Using the Bx7 PCR marker, in combination with SDS PAGE and RP-HPLC results, an assessment was made of the functional dough properties of progeny lines at two independent sites grouped according to four allelic combinations at Glu-B1 and Glu-D1. Despite the evidence that the character of the Glu-B1 and Glu-D1-encoded alleles are both important determinants of dough strength, there was no statistically significant B × D inter-genomic or epistatic interaction for the parameters measured.

Thus we have discovered a valuable molecular tool for following the segregation of quality characteristics and a powerful method for controlling dough quality parameters in breeding programs.

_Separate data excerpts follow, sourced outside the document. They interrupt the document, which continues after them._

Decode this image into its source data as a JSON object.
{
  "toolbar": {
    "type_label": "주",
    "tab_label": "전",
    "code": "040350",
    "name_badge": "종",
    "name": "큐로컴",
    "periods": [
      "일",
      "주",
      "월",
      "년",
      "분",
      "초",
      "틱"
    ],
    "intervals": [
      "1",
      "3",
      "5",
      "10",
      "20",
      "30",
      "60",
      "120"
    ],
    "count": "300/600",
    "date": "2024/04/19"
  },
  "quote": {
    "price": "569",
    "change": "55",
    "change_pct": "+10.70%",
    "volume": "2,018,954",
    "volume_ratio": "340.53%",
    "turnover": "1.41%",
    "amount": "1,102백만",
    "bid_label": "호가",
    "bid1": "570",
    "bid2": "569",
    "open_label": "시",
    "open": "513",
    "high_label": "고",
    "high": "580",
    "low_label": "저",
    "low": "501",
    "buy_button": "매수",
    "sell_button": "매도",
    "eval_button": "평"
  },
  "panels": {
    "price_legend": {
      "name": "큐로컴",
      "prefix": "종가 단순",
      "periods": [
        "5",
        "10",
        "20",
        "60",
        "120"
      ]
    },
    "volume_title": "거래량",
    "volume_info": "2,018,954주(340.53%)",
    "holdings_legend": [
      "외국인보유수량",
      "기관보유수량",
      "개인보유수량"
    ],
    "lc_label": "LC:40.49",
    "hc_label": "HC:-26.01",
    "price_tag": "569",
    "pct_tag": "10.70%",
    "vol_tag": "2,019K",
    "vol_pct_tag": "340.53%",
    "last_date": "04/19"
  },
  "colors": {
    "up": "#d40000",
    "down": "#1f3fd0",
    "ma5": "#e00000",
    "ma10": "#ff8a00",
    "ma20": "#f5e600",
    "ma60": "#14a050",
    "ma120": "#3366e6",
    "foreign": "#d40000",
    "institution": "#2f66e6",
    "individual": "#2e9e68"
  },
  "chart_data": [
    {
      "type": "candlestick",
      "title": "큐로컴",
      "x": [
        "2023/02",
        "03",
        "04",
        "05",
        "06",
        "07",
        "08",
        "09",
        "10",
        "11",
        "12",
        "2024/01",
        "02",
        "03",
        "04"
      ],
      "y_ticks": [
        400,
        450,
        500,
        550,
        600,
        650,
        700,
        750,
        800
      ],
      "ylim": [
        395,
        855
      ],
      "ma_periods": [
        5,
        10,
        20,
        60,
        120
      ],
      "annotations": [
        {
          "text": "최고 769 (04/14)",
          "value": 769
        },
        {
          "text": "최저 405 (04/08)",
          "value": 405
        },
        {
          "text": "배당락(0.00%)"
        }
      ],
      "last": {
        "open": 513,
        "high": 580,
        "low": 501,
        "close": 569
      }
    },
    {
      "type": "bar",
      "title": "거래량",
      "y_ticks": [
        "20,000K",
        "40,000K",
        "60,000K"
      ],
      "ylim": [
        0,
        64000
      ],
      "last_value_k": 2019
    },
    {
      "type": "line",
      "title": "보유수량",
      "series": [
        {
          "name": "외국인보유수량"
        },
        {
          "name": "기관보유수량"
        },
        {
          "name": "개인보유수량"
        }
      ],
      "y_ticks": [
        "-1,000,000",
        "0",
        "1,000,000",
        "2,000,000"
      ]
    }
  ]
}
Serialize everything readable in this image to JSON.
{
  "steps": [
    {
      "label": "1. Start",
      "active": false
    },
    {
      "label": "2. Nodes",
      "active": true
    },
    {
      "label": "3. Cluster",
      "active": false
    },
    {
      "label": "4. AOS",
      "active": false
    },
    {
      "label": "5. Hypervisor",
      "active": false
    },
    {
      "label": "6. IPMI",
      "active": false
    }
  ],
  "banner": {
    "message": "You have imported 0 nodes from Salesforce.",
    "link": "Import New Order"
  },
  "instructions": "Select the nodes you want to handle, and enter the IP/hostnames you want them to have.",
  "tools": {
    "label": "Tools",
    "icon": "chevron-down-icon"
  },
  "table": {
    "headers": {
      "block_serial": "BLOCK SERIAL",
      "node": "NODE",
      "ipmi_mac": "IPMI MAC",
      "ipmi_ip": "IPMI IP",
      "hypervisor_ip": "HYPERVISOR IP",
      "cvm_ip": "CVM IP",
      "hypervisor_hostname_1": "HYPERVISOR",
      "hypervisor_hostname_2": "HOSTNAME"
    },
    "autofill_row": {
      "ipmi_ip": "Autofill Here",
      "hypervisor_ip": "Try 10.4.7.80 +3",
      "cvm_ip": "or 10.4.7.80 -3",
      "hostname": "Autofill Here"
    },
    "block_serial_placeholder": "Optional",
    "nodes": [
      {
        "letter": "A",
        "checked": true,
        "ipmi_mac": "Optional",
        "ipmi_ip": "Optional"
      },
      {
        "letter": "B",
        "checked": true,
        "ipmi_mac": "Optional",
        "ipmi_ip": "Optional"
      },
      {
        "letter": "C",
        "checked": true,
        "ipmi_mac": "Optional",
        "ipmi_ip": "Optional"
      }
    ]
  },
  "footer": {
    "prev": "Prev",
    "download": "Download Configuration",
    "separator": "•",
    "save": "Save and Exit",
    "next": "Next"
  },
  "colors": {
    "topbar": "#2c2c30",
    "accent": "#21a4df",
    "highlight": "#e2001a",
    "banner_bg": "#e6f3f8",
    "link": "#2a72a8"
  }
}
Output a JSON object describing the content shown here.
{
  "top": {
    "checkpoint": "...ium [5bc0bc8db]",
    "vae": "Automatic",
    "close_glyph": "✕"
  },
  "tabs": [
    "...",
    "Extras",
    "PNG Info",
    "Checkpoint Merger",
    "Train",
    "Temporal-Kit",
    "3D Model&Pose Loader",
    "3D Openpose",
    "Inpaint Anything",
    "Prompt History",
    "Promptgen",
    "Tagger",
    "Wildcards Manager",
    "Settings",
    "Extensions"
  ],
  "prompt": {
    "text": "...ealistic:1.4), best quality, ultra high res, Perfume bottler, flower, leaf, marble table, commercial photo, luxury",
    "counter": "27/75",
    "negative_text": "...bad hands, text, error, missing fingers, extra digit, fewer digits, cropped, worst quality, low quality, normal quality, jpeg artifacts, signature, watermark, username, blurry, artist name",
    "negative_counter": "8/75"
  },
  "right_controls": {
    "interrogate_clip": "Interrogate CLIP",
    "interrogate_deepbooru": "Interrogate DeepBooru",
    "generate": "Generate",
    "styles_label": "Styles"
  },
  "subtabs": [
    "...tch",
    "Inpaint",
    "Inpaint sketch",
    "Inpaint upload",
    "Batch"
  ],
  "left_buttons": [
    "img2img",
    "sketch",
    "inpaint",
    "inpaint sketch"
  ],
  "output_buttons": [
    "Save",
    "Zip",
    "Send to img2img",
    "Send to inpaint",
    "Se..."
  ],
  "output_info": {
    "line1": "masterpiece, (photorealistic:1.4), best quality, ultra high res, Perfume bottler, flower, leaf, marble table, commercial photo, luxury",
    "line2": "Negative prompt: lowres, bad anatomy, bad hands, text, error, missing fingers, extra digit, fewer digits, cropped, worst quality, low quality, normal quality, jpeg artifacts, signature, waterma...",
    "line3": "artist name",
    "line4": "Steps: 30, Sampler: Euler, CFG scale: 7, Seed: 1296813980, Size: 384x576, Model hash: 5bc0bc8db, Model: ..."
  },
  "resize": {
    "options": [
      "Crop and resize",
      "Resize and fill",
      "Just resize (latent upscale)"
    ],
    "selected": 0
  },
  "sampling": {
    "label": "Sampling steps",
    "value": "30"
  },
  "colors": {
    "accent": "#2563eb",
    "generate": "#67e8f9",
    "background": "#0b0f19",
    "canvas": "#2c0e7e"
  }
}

For example, this work pinpoints potential pre-breeding material with the desirable traits of high dough strength and moderate extensibility.

The results from this work bear importance, also regarding the genetic mapping of the CD87 × Katepwa DH population due to the re-designation of CD87 and resulting DH lines as over-expressing Bx7. In retrospect, this can be deemed as an initial inaccuracy in polymorphism scoring, and could well be one source of segregation distortion, as discussed by Kammholz et al. (2001). The development of this new marker now creates the opportunity for an improved method of polymorphism scoring in populations derived from CD87, and should be evaluated for use in other populations containing high-expressing Bx7 alleles, bearing in mind that the 18 bp duplication should not be assumed to be an unambiguous marker for the over-expression of the Bx7 allele.